Women’s Body Perfection : Natural Beauty

Seperti yang telah kita ketahui, media punya peranan penting dalam mengonstruksikan situasi ideal terhadap sesuatu, termasuk gambaran tubuh sempurna laki-laki dan perempuan. Standar kecantikan perempuan sendiri telah berubah dari masa ke masa, misalnya di zaman tertentu perempuan berisi dianggap paling cantik, dan di zaman yang lain justru menjadi sangat kontras dimana perempuan yang sangat kuruslah yang dianggap paling cantik. Hal ini menunjukkan bahwa kecantikan bukan sebuah ukuran yang absolut, karena senantiasa berubah mengikuti “tren” yang diciptakan oleh media.

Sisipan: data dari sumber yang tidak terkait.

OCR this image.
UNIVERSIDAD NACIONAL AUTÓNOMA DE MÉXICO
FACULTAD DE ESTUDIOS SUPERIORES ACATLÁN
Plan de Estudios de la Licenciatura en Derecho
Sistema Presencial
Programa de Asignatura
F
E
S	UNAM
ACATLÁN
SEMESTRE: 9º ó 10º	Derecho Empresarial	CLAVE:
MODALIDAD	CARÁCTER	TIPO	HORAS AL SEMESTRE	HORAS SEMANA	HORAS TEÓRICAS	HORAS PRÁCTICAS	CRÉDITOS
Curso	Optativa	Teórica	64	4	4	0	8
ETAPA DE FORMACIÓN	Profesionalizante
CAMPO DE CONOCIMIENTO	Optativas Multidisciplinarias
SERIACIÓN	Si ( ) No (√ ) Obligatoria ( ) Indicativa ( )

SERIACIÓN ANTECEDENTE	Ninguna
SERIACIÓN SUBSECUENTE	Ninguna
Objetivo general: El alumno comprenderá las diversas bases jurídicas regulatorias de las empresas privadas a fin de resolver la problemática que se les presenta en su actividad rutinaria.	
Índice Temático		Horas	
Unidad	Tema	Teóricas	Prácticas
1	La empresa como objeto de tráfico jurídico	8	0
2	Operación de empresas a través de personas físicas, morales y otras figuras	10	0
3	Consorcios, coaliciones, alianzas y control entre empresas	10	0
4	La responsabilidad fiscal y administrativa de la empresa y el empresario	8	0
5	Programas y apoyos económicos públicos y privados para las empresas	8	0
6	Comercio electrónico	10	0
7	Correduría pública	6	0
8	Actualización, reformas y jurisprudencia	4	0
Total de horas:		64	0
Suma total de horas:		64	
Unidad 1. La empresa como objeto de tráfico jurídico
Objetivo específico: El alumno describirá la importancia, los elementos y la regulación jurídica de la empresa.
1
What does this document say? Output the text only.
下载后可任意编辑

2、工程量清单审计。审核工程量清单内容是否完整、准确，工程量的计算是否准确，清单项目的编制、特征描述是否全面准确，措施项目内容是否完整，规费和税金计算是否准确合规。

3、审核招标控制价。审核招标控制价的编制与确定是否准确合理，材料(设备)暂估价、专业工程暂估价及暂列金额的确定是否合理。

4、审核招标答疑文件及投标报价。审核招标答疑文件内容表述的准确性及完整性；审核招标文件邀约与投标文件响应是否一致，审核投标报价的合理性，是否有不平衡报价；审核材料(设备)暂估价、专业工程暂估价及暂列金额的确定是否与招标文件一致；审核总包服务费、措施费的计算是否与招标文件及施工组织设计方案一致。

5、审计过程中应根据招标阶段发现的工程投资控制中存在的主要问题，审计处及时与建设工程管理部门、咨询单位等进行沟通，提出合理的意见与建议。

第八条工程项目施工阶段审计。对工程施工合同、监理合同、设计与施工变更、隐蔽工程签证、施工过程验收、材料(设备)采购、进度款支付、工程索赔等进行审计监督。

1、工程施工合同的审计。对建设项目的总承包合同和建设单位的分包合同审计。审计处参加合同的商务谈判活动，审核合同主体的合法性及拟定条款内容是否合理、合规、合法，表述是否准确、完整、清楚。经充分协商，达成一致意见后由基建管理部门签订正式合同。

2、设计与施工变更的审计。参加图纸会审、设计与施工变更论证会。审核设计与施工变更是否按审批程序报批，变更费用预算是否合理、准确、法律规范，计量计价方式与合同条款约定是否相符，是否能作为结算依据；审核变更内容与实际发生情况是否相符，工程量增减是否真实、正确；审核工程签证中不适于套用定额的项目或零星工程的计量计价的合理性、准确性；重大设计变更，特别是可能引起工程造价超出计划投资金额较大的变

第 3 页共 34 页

Kemunculan media sosial, oleh Kendyl Klein dalam tulisannya yang berjudul Why Don’t I Look Like Her? The Impact of Social Media on Female Body Image dipandang sebagai salah satu alasan penyebab terjadinya ketidak puasan terhadap bentuk tubuh diri sendiri di kalangan perempuan khususnya mahasiswi. Hal ini disebabkan karena media sosial telah memberikan para perempuan keleluasaan untuk mengakses foto-foto kerabat, sahabat, bahkan selebriti seluruh dunia melalui cara yang paling mudah. Berkembang dan meluasnya sosial media menyebabkan kemudahan pula bagi setiap perempuan untuk membandingkan dirinya sendiri dengan orang lain (p.85).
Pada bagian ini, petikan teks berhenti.